Tess sat back in her chair. She knew without doubt where that letter would have ended its life, and she wondered how many similar letters from cranks passed through government offices in the course of a year. She sighed and sat back. The cat made a tour of her lap and resettled itself.
‘Well?’ said Lizzie. ‘What does you think?’
‘It’s a good letter, Lizzie,’ said Tess. ‘It’s very good. But the trouble is, people don’t … I mean people in government don’t very often take much notice of letters.’
‘Whoever they’re from,’ Kevin added.
‘You’s right, there,’ said Lizzie, ‘and you knows why that is, doesn’t you?’
‘Why?’
‘Because they thinks they knows it all, that’s why.’
Tess’s face was among the first that John Maloney saw in the room where the files on missing persons were kept. ‘There she is,’ he said to Oliver Griffin. ‘I knew I’d seen her before.’
‘Who?’
‘Lizzie’s niece.’
‘But Lizzie hasn’t got a niece,’ said Oliver.
‘I believe you, Olly,’ said John. ‘Now let’s go.’
‘People in general,’ said Lizzie, ‘thinks they knows it all. And if they doesn’t know it then they puts it in front of a microscope or a periscope and makes it bigger, and there’s things in this world should be left the same size they always was and not interfered with at all.’
Tess looked at her watch. She would be home before her parents went to bed.
‘They doesn’t use plain common sense,’ Lizzie went on. ‘They sees things that is plain and simple and they goes to great lengths to make them as difficult and complicated as they can. They sees that the world is cold at both ends so they comes up with a cock and bull story about how we’s all spinning around in the air like a football. But you can throw a football around all day and it never gets colder at the ends than it is in the middle.’
‘I don’t think it’s the spinning that causes the Poles to be cold, Lizzie,’ said Kevin. ‘I think it’s the way the earth tilts.’
‘Tilts?’
‘Yes. It’s sort of leaning as it goes around, so some bits don’t get as much sun.’

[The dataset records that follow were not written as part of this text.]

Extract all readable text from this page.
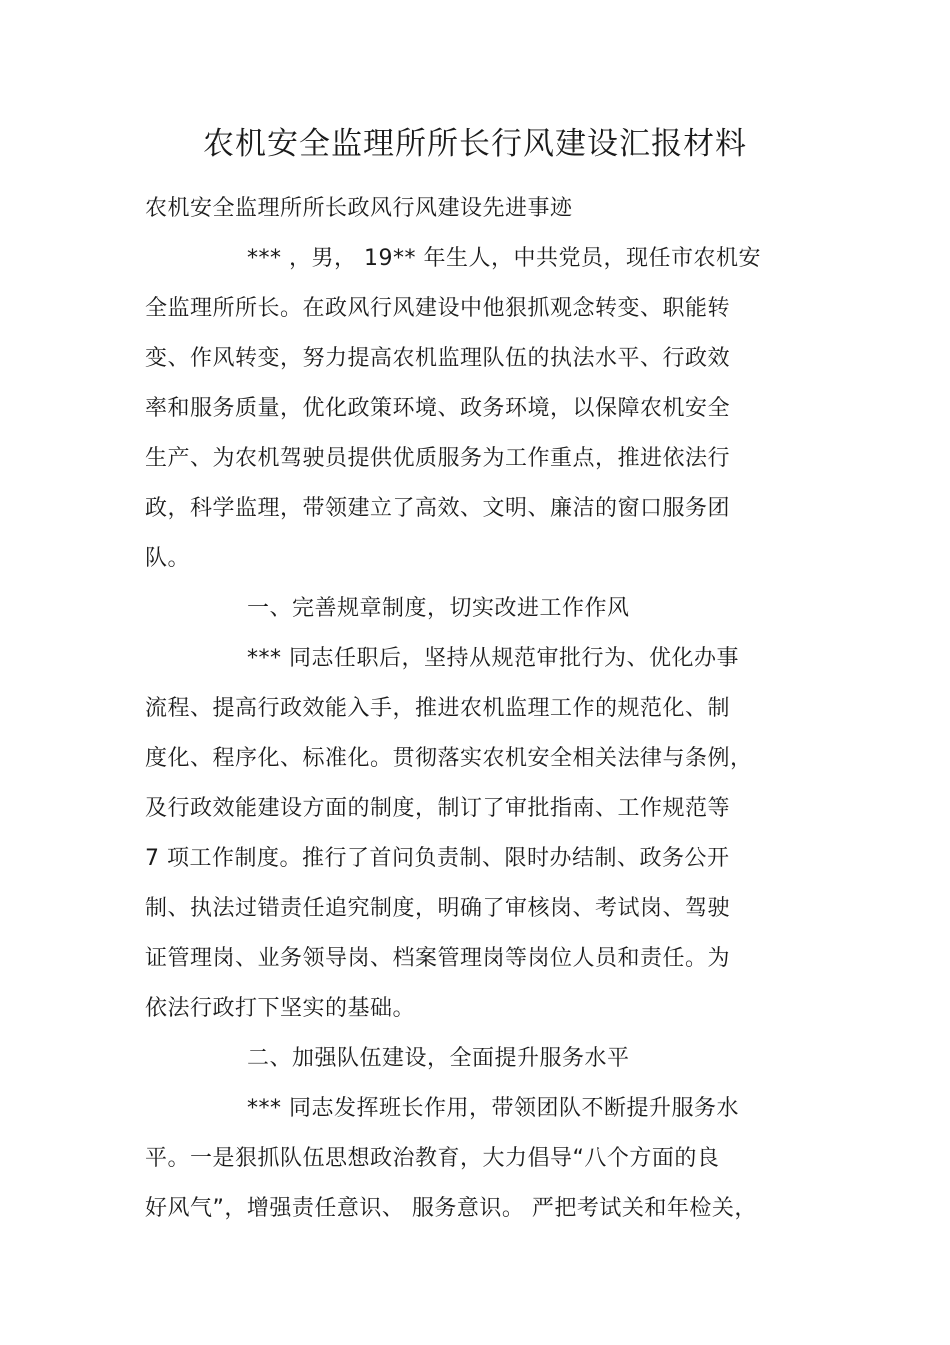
农机安全监理所所长行风建设汇报材料
农机安全监理所所长政风行风建设先进事迹
*** ，男， 19** 年生人，中共党员，现任市农机安
全监理所所长。在政风行风建设中他狠抓观念转变、职能转
变、作风转变，努力提高农机监理队伍的执法水平、行政效
率和服务质量，优化政策环境、政务环境，以保障农机安全
生产、为农机驾驶员提供优质服务为工作重点，推进依法行
政，科学监理，带领建立了高效、文明、廉洁的窗口服务团
队。
一、完善规章制度，切实改进工作作风
*** 同志任职后，坚持从规范审批行为、优化办事
流程、提高行政效能入手，推进农机监理工作的规范化、制
度化、程序化、标准化。贯彻落实农机安全相关法律与条例，
及行政效能建设方面的制度，制订了审批指南、工作规范等
7 项工作制度。推行了首问负责制、限时办结制、政务公开
制、执法过错责任追究制度，明确了审核岗、考试岗、驾驶
证管理岗、业务领导岗、档案管理岗等岗位人员和责任。为
依法行政打下坚实的基础。
二、加强队伍建设，全面提升服务水平
*** 同志发挥班长作用，带领团队不断提升服务水
平。一是狠抓队伍思想政治教育，大力倡导“八个方面的良
好风气”，增强责任意识、 服务意识。 严把考试关和年检关，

‘And where did you find that out?’
‘I read about it in the library.’
Lizzie got up angrily, spilling two cats on to the floor. ‘That’s exactly what I’s talking about,’ she said. ‘What does a nice boy like you want to go poking around libraries for? Nosing out all kinds of nonsense you has no use for? Then when you gets a chance of learning what you needs to know, there’s no room left in your head for it.’ She strode over to the fire. ‘And you get a move on!’ she said to the kettle, giving it a poke.
‘Why don’t you tell us anyway, Lizzie?’ said Tess. ‘About your krools.’
‘My krools?’ said Lizzie. ‘They isn’t
my
krools. They isn’t anybody’s krools. They’s just krools.’
‘Well, tell us about them anyway, will you?’
‘We’s too far south to know about them here, that’s all. They knows about them in Finland and Norwiegerland, and they knows about them in Siberia, except they has a different name for them. They’s big, cold, flat things like jellyfishes, and they sleeps in their own ice just like the grizzly bear sleeps in his own fat. They sleeps for thousands and thousands of years and while they’s sleeping they doesn’t bother the rest of the world. But if they gets woken up they gets hungry, and off they goes across the world, filling theirselves up again.’